I often refer to it as having to pole vault onto the bottom of the housing market ladder because you're spending now on average 12 years saving up your mortgage deposit.
So you're having to sort of find and scrimp and save every dollar.
You get on the housing ladder, you've got a very, very expensive property, over a million dollars in most cases.
And now interest rates are turning around.
Now house prices are shifting away.
So for new buyers recently, they might well find themselves with a house that is worth less than they originally paid it, but with some pretty big mortgages to pay, especially as interest rates rise.
And I think, you know, the Reserve Bank's expectations around house prices have massively shifted from last time.
Back in November, their call on house prices was far, far more upbeat.

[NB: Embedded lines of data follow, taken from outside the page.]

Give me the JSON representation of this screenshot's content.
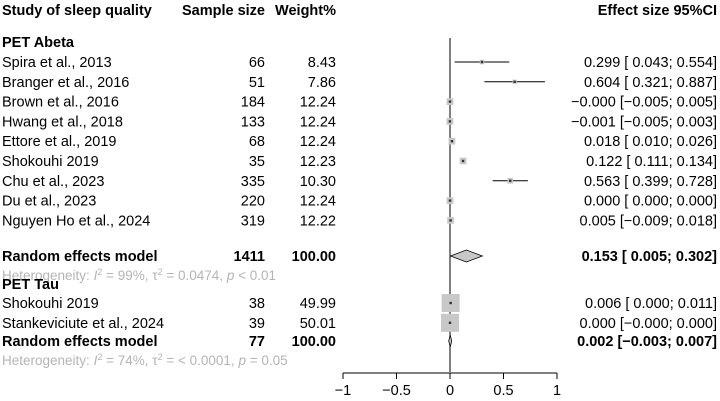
{
  "chart_data": {
    "type": "forest",
    "header": {
      "study": "Study of sleep quality",
      "sample": "Sample size",
      "weight": "Weight%",
      "effect": "Effect size 95%CI"
    },
    "xaxis": {
      "ticks": [
        -1,
        -0.5,
        0,
        0.5,
        1
      ],
      "tick_labels": [
        "−1",
        "−0.5",
        "0",
        "0.5",
        "1"
      ],
      "range": [
        -1,
        1
      ]
    },
    "groups": [
      {
        "name": "PET Abeta",
        "studies": [
          {
            "study": "Spira et al., 2013",
            "n": "66",
            "weight": "8.43",
            "est": 0.299,
            "lo": 0.043,
            "hi": 0.554,
            "ci_text": "0.299 [ 0.043; 0.554]"
          },
          {
            "study": "Branger et al., 2016",
            "n": "51",
            "weight": "7.86",
            "est": 0.604,
            "lo": 0.321,
            "hi": 0.887,
            "ci_text": "0.604 [ 0.321; 0.887]"
          },
          {
            "study": "Brown et al., 2016",
            "n": "184",
            "weight": "12.24",
            "est": 0.0,
            "lo": -0.005,
            "hi": 0.005,
            "ci_text": "−0.000 [−0.005; 0.005]"
          },
          {
            "study": "Hwang et al., 2018",
            "n": "133",
            "weight": "12.24",
            "est": -0.001,
            "lo": -0.005,
            "hi": 0.003,
            "ci_text": "−0.001 [−0.005; 0.003]"
          },
          {
            "study": "Ettore et al., 2019",
            "n": "68",
            "weight": "12.24",
            "est": 0.018,
            "lo": 0.01,
            "hi": 0.026,
            "ci_text": "0.018 [ 0.010; 0.026]"
          },
          {
            "study": "Shokouhi 2019",
            "n": "35",
            "weight": "12.23",
            "est": 0.122,
            "lo": 0.111,
            "hi": 0.134,
            "ci_text": "0.122 [ 0.111; 0.134]"
          },
          {
            "study": "Chu et al., 2023",
            "n": "335",
            "weight": "10.30",
            "est": 0.563,
            "lo": 0.399,
            "hi": 0.728,
            "ci_text": "0.563 [ 0.399; 0.728]"
          },
          {
            "study": "Du et al., 2023",
            "n": "220",
            "weight": "12.24",
            "est": 0.0,
            "lo": 0.0,
            "hi": 0.0,
            "ci_text": "0.000 [ 0.000; 0.000]"
          },
          {
            "study": "Nguyen Ho et al., 2024",
            "n": "319",
            "weight": "12.22",
            "est": 0.005,
            "lo": -0.009,
            "hi": 0.018,
            "ci_text": "0.005 [−0.009; 0.018]"
          }
        ],
        "pooled": {
          "label": "Random effects model",
          "n": "1411",
          "weight": "100.00",
          "est": 0.153,
          "lo": 0.005,
          "hi": 0.302,
          "ci_text": "0.153 [ 0.005; 0.302]"
        },
        "heterogeneity": {
          "prefix": "Heterogeneity: ",
          "i2": "99%",
          "tau2": "0.0474",
          "p": "< 0.01"
        }
      },
      {
        "name": "PET Tau",
        "studies": [
          {
            "study": "Shokouhi 2019",
            "n": "38",
            "weight": "49.99",
            "est": 0.006,
            "lo": 0.0,
            "hi": 0.011,
            "ci_text": "0.006 [ 0.000; 0.011]"
          },
          {
            "study": "Stankeviciute et al., 2024",
            "n": "39",
            "weight": "50.01",
            "est": 0.0,
            "lo": -0.0,
            "hi": 0.0,
            "ci_text": "0.000 [−0.000; 0.000]"
          }
        ],
        "pooled": {
          "label": "Random effects model",
          "n": "77",
          "weight": "100.00",
          "est": 0.002,
          "lo": -0.003,
          "hi": 0.007,
          "ci_text": "0.002 [−0.003; 0.007]"
        },
        "heterogeneity": {
          "prefix": "Heterogeneity: ",
          "i2": "74%",
          "tau2": "< 0.0001",
          "p": "= 0.05"
        }
      }
    ],
    "colors": {
      "text": "#000000",
      "box": "#c8c8c8",
      "diamond": "#c8c8c8",
      "heterogeneity": "#b4b4b4"
    }
  }
}
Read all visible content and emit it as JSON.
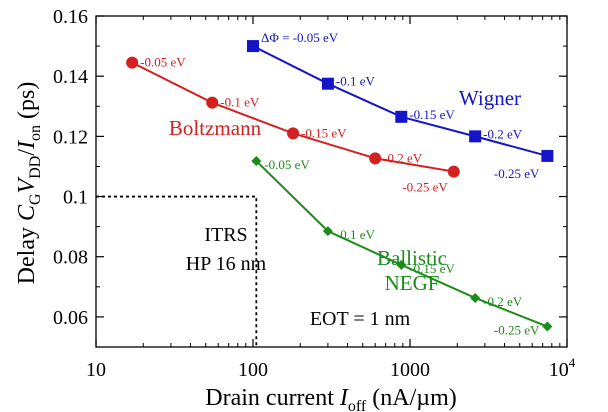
{
  "chart_data": {
    "type": "line",
    "x_scale": "log",
    "xlim": [
      10,
      10000
    ],
    "ylim": [
      0.05,
      0.16
    ],
    "x_ticks": [
      {
        "value": 10,
        "label": "10"
      },
      {
        "value": 100,
        "label": "100"
      },
      {
        "value": 1000,
        "label": "1000"
      },
      {
        "value": 10000,
        "label": "10",
        "sup": "4"
      }
    ],
    "y_ticks": [
      {
        "value": 0.06,
        "label": "0.06"
      },
      {
        "value": 0.08,
        "label": "0.08"
      },
      {
        "value": 0.1,
        "label": "0.1"
      },
      {
        "value": 0.12,
        "label": "0.12"
      },
      {
        "value": 0.14,
        "label": "0.14"
      },
      {
        "value": 0.16,
        "label": "0.16"
      }
    ],
    "xlabel": {
      "pre": "Drain current ",
      "var": "I",
      "sub": "off",
      "post": " (nA/µm)"
    },
    "ylabel": {
      "pre": "Delay ",
      "v1": "C",
      "s1": "G",
      "v2": "V",
      "s2": "DD",
      "mid": "/",
      "v3": "I",
      "s3": "on",
      "post": " (ps)"
    },
    "grid": false,
    "legend": "none",
    "series": [
      {
        "name": "Wigner",
        "color": "#1414c8",
        "marker": "square",
        "x": [
          100,
          300,
          880,
          2600,
          7500
        ],
        "y": [
          0.15,
          0.1375,
          0.1265,
          0.12,
          0.1135
        ],
        "point_labels": [
          "ΔΦ = -0.05 eV",
          "-0.1 eV",
          "-0.15 eV",
          "-0.2 eV",
          "-0.25 eV"
        ]
      },
      {
        "name": "Boltzmann",
        "color": "#d42020",
        "marker": "circle",
        "x": [
          17,
          55,
          180,
          600,
          1900
        ],
        "y": [
          0.1445,
          0.1312,
          0.121,
          0.1127,
          0.1083
        ],
        "point_labels": [
          "-0.05 eV",
          "-0.1 eV",
          "-0.15 eV",
          "-0.2 eV",
          "-0.25 eV"
        ]
      },
      {
        "name": "Ballistic NEGF",
        "color": "#1a8c1a",
        "marker": "diamond",
        "x": [
          105,
          300,
          880,
          2600,
          7500
        ],
        "y": [
          0.1118,
          0.0885,
          0.0773,
          0.0663,
          0.0568
        ],
        "point_labels": [
          "-0.05 eV",
          "-0.1 eV",
          "-0.15 eV",
          "-0.2 eV",
          "-0.25 eV"
        ]
      }
    ],
    "annotations": [
      {
        "text": "ITRS",
        "color": "#000000"
      },
      {
        "text": "HP 16 nm",
        "color": "#000000"
      },
      {
        "text": "EOT = 1 nm",
        "color": "#000000"
      }
    ],
    "itrs_limit": {
      "x": 105,
      "y": 0.1
    }
  }
}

They thought they were going to continue to go up and up and up before they eventually showed some sort of slowdown or flattening in house price growth to be picking, you
Falls now is quite a big move, but it is also in keeping with other expectations.
And I guess a big driver of that expectation on the housing front is because of those rapidly rising interest rates.
We've seen a one-year fixed rate increase by over 100 basis points in the last year.
That's starting to really impact.
people who are trying to get lending because they're going, well, gosh, I've got to pay a lot more now to actually service the mortgage.